私は、そんなアズに言葉を掛けた。
「自分を責めないでね?アズ。ラルファのウィッチ人口知っているでしょ?私たちの国では、魔術は主流じゃないの。私も普段は国では使用してなかった…」
…ぁ…。
先生の魔力が、
手を通して私に侵入してくる。
私の血は、それを拒否しようと騒ぎ出した。
私は、それを止める。
先生は安全だから、
受け入れてもいいの…。
…緑の魔力が、
中に、胃に入ってくる…。
私の手を通じ、何かを探っていた先生が、私に魔術を送り、印を付ける。
「これが、証…?」
私が問い掛けると、先生は私の手をそっと離した。
「そう。
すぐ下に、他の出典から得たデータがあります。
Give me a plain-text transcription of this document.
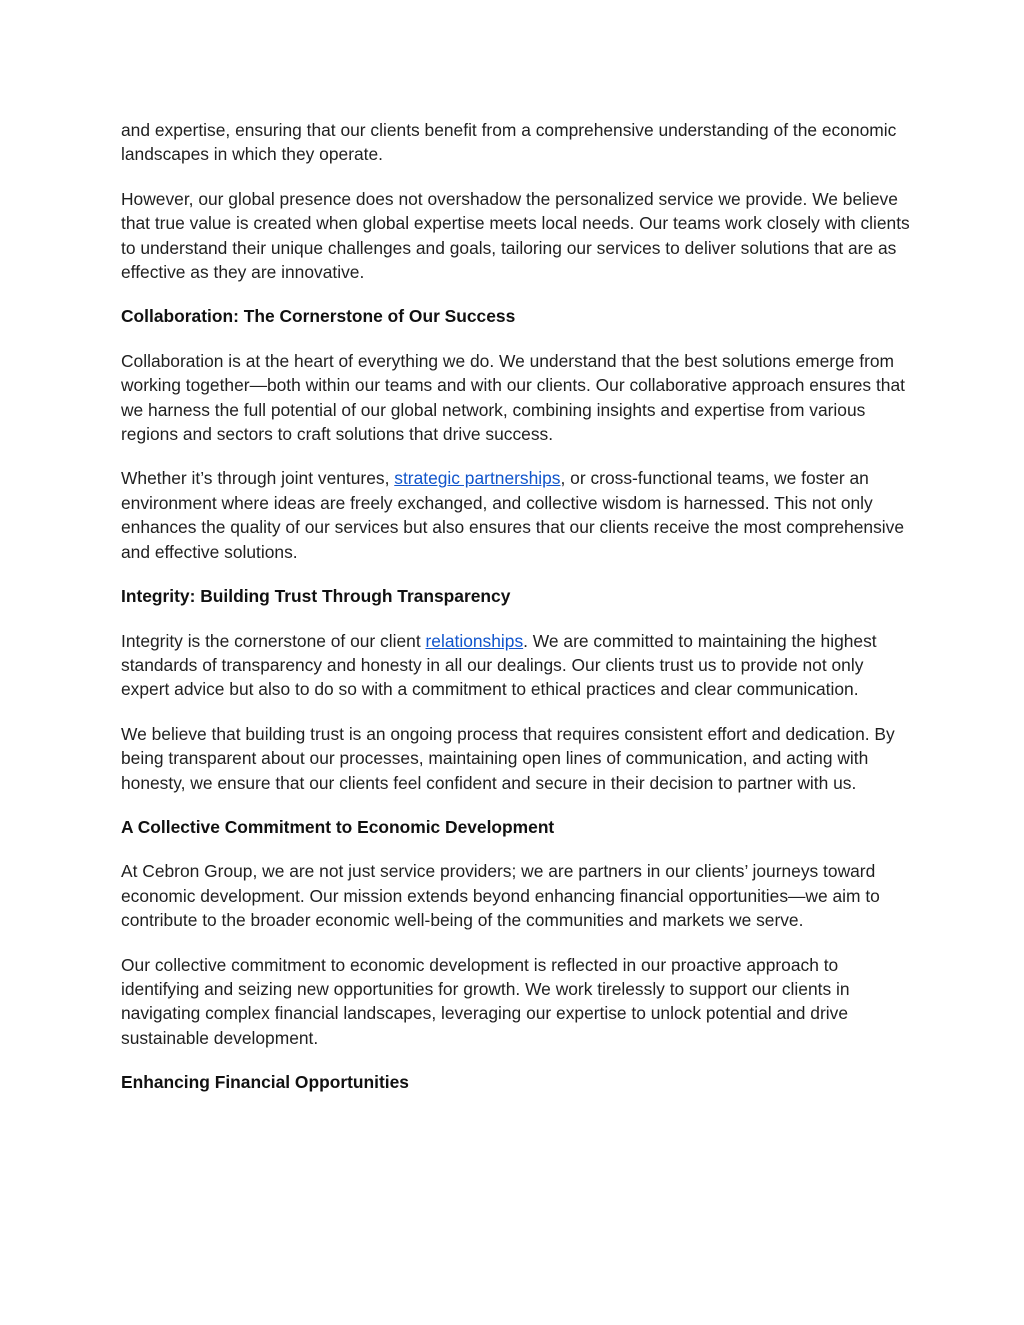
and expertise, ensuring that our clients benefit from a comprehensive understanding of the economic landscapes in which they operate.

However, our global presence does not overshadow the personalized service we provide. We believe that true value is created when global expertise meets local needs. Our teams work closely with clients to understand their unique challenges and goals, tailoring our services to deliver solutions that are as effective as they are innovative.

Collaboration: The Cornerstone of Our Success

Collaboration is at the heart of everything we do. We understand that the best solutions emerge from working together—both within our teams and with our clients. Our collaborative approach ensures that we harness the full potential of our global network, combining insights and expertise from various regions and sectors to craft solutions that drive success.

Whether it’s through joint ventures, strategic partnerships, or cross-functional teams, we foster an environment where ideas are freely exchanged, and collective wisdom is harnessed. This not only enhances the quality of our services but also ensures that our clients receive the most comprehensive and effective solutions.

Integrity: Building Trust Through Transparency

Integrity is the cornerstone of our client relationships. We are committed to maintaining the highest standards of transparency and honesty in all our dealings. Our clients trust us to provide not only expert advice but also to do so with a commitment to ethical practices and clear communication.

We believe that building trust is an ongoing process that requires consistent effort and dedication. By being transparent about our processes, maintaining open lines of communication, and acting with honesty, we ensure that our clients feel confident and secure in their decision to partner with us.

A Collective Commitment to Economic Development

At Cebron Group, we are not just service providers; we are partners in our clients’ journeys toward economic development. Our mission extends beyond enhancing financial opportunities—we aim to contribute to the broader economic well-being of the communities and markets we serve.

Our collective commitment to economic development is reflected in our proactive approach to identifying and seizing new opportunities for growth. We work tirelessly to support our clients in navigating complex financial landscapes, leveraging our expertise to unlock potential and drive sustainable development.

Enhancing Financial Opportunities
果実酒にかけた魔術は弱いものだからね。ウィッチ相手では、やはり効かなかったようだ。特にアイリさん相手じゃ余計にね。」
特に、私相手じゃ…?
先生は、今度はアズの目を見て告げる。
「アイリさんはね、綺麗な『赤色』…。まるで、砂漠にぽつりと咲く一輪の薔薇だね。お国柄は、どうにもならんさ、アズくん。」
アズの肩をポンポンと叩き、励ます。